Потом я долго думал, почему я сказал да. Не из страха. В страхе я прожил почти всю жизнь, я был слаб – и эта книга есть ничто иное, как рассказ о моей собственной слабости! – но в тот момент я ничего не боялся. Разочарование от того, что я никогда не попаду к тем, кто ждет, – только оно переполняло тогда меня. Не думал я и том, что при таких обстоятельствах должен держаться за жизнь. Смерть и тюрьма означали одно и то же. И то и другое пресекало мой путь к другим. Позже я понял, что спасло меня не изобретение, меня все равно оставили бы в живых. Большое число пленных было выгодно соседним странам, поскольку рождаемость там была такой же низкой, как и у нас, и продолжала падать вследствие потерь в великих войнах – поэтому понимание не вызвало у меня никакого раскаяния и ничего не изменило во взглядах. Я отдал им свое изобретение просто потому, что не хотел, чтобы о нем забыли.
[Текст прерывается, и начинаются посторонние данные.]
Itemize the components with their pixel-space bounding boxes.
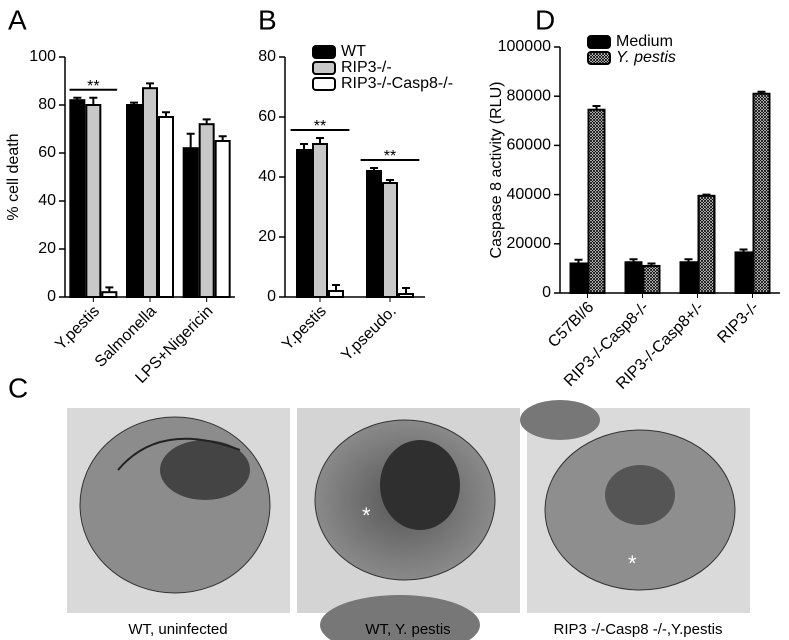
- x-tick-label: Y.pestis: [52, 303, 103, 354]
- y-axis-label: % cell death: [5, 133, 22, 220]
- error-bar: [130, 101, 138, 105]
- y-tick-label: 0: [542, 284, 551, 301]
- y-tick-label: 60000: [507, 137, 552, 154]
- error-bar: [386, 179, 394, 183]
- error-bar: [332, 284, 340, 291]
- y-tick-label: 40: [258, 168, 276, 185]
- y-tick-label: 40: [38, 192, 56, 209]
- annotation: **: [87, 78, 99, 95]
- bar: [752, 92, 771, 294]
- bar: [366, 170, 382, 298]
- y-tick-label: 0: [267, 288, 276, 305]
- micrograph: *: [520, 400, 750, 613]
- legend-swatch: [312, 45, 336, 59]
- bar: [587, 108, 606, 295]
- legend-label: Y. pestis: [616, 49, 676, 66]
- bar: [734, 251, 753, 295]
- annotation: **: [384, 148, 396, 165]
- legend-label: Medium: [616, 33, 673, 50]
- y-tick-label: 20: [38, 240, 56, 257]
- bar: [569, 262, 588, 295]
- error-bar: [300, 143, 308, 150]
- error-bar: [402, 287, 410, 294]
- error-bar: [89, 96, 98, 105]
- bar: [624, 261, 643, 294]
- error-bar: [629, 258, 638, 263]
- y-tick-label: 80: [38, 96, 56, 113]
- y-tick-label: 40000: [507, 186, 552, 203]
- y-tick-label: 100000: [498, 38, 551, 55]
- legend-swatch: [312, 77, 336, 91]
- x-tick-label: Y.pseudo.: [338, 303, 400, 365]
- bar: [142, 87, 158, 298]
- error-bar: [684, 258, 693, 263]
- micrograph: [67, 408, 290, 613]
- bar: [296, 149, 312, 298]
- y-tick-label: 100: [29, 48, 56, 65]
- svg-text:*: *: [362, 503, 371, 528]
- bar: [126, 104, 142, 298]
- y-axis-label: Caspase 8 activity (RLU): [488, 82, 505, 259]
- legend-label: WT: [341, 43, 366, 60]
- error-bar: [146, 82, 154, 89]
- legend-swatch: [587, 51, 611, 65]
- bar: [382, 182, 398, 298]
- bar: [101, 291, 118, 299]
- error-bar: [202, 118, 211, 125]
- error-bar: [162, 111, 170, 117]
- error-bar: [757, 90, 766, 94]
- bar: [158, 116, 174, 298]
- bar: [679, 261, 698, 294]
- y-tick-label: 20: [258, 228, 276, 245]
- bar: [85, 104, 102, 298]
- y-tick-label: 20000: [507, 235, 552, 252]
- error-bar: [105, 286, 114, 293]
- bar: [214, 140, 231, 298]
- caption: WT, uninfected: [128, 621, 227, 638]
- micrograph: *: [297, 408, 520, 640]
- bar: [198, 123, 215, 298]
- y-tick-label: 80: [258, 48, 276, 65]
- caption: RIP3 -/-Casp8 -/-,Y.pestis: [554, 621, 723, 638]
- error-bar: [592, 105, 601, 110]
- svg-text:*: *: [628, 551, 637, 576]
- panel-label: D: [535, 4, 555, 35]
- panel-label: B: [258, 4, 277, 35]
- x-tick-label: RIP3-/-: [714, 299, 762, 347]
- panel-label: A: [8, 4, 27, 35]
- caption: WT, Y. pestis: [365, 621, 450, 638]
- error-bar: [73, 96, 82, 101]
- legend-swatch: [312, 61, 336, 75]
- x-tick-label: Y.pestis: [279, 303, 330, 354]
- legend-label: RIP3-/-: [341, 59, 392, 76]
- y-tick-label: 0: [47, 288, 56, 305]
- annotation: **: [314, 118, 326, 135]
- error-bar: [647, 262, 656, 266]
- legend-swatch: [587, 35, 611, 49]
- bar: [697, 194, 716, 294]
- legend-label: RIP3-/-Casp8-/-: [341, 75, 453, 92]
- error-bar: [370, 167, 378, 171]
- error-bar: [702, 193, 711, 196]
- bar: [182, 147, 199, 298]
- y-tick-label: 60: [258, 108, 276, 125]
- error-bar: [316, 137, 324, 144]
- panel-label: C: [8, 372, 28, 403]
- y-tick-label: 80000: [507, 87, 552, 104]
- bar: [328, 290, 344, 298]
- bar: [642, 264, 661, 295]
- bar: [398, 293, 414, 298]
- y-tick-label: 60: [38, 144, 56, 161]
- bar: [312, 143, 328, 298]
- error-bar: [574, 258, 583, 264]
- error-bar: [186, 132, 195, 149]
- error-bar: [739, 248, 748, 253]
- bar: [69, 99, 86, 298]
- error-bar: [218, 135, 227, 141]
- x-tick-label: C57Bl/6: [545, 299, 597, 351]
Я надеялся, что даже если Химиогород № 4 будет разрушен до руин, если все Мировое Государство превратится в пустыню из камней и пепла, то где-то в других странах, среди других народов другая Линда заговорит первой, добровольно и без принуждения, а другая толпа испуганных доносчиков будет слушать другого Риссена. Надеялся, разумеется, тщетно, ибо повторения невозможны, просто мне не оставалось ничего другого.

Это был слабый шанс когда-нибудь продолжить с того места, где меня остановили.

О том, как меня перевезли в незнакомый город в незнакомую тюремную лабораторию для работы под наблюдением охранников, я уже упоминал.

Я говорил, что первые годы в заключении были отмечены печалью и тяжкими размышлениями. Никаких сведений о судьбе Химиогорода № 4 я так и не добыл, но со временем понял, какому плану следовал враг: газовая атака улиц и одновременное перекрытие доступа воздуха в подземные районы города, в результате чего жители по одному или толпами должны были в отчаянии броситься к немногочисленным выходам на поверхность и попасть прямо в руки вражеских охранников. На сколько хватило бы запасов кислорода в городском чреве и что, если бы население оказалось настолько мужественным, что предпочло смерть плену (или наоборот), я не знал. Возможно также, что осада не удалась, а из других районов Мирового Государства подоспела помощь. Наверняка я так ничего и не выяснил. Но при любом раскладе оставался шанс, что Линда жива. Возможно, выжил и Риссен, если его не успели казнить. Да, это фантазии, далекие от реальности, но если взывать только к здравому смыслу, мне придется провести остаток дней в отчаянии. Я этого не делаю благодаря силе моего инстинкта самосохранения, заставляющей меня искать утешение в миражах. Перед объявлением приговора Риссен сказал: «Я знаю, что куда-то иду». Я не уверен, что понял, что он имел в виду. Но порой, когда я сижу на тюремных нарах, закрыв глаза, мне удается увидеть мерцание звезд и услышать ветер, как в ту ночь, и я не могу – я не могу избавиться от разворачивающейся в моей душе иллюзии, что я тоже созидаю новый мир.

Постскриптум цензора

В соответствии с постановлением Главного Управления Цензуры данная во многих аспектах аморальная рукопись передается в отдел особо опасных сочинений Секретного Архива Мирового Государства. Рукопись не уничтожается, поскольку вследствие своего аморального содержания может послужить исследовательским материалом для преданных Государству ученых, изучающих менталитет существ, населяющих соседние страны. Для заключенного химика, который написал данный текст, не по назначению израсходовав государственные канцелярские принадлежности (бумагу и ручки), введены более строгие условия содержания. Данный индивид, скрывающий выраженные предательские настроения, слабый и суеверный, является хорошим примером вырождения, характерного для низкосортного населения соседних стран. Вырождение вызывается недостаточно изученным, неизлечимым, наследственным, внутренним отравлением, которого наша нация благополучно избежала, а опасность возможного трансграничного заражения будет своевременно и обязательно обнаружена и устранена с помощью средства, к разработке которого упомянутый заключенный имеет непосредственное отношение. Лица, уполномоченные выдавать данную рукопись, таким образом, призываются к предельной осмотрительности, а потенциальные читатели обязаны воспринимать содержание критически, сохраняя непоколебимую веру в благополучие и процветание Мирового Государства.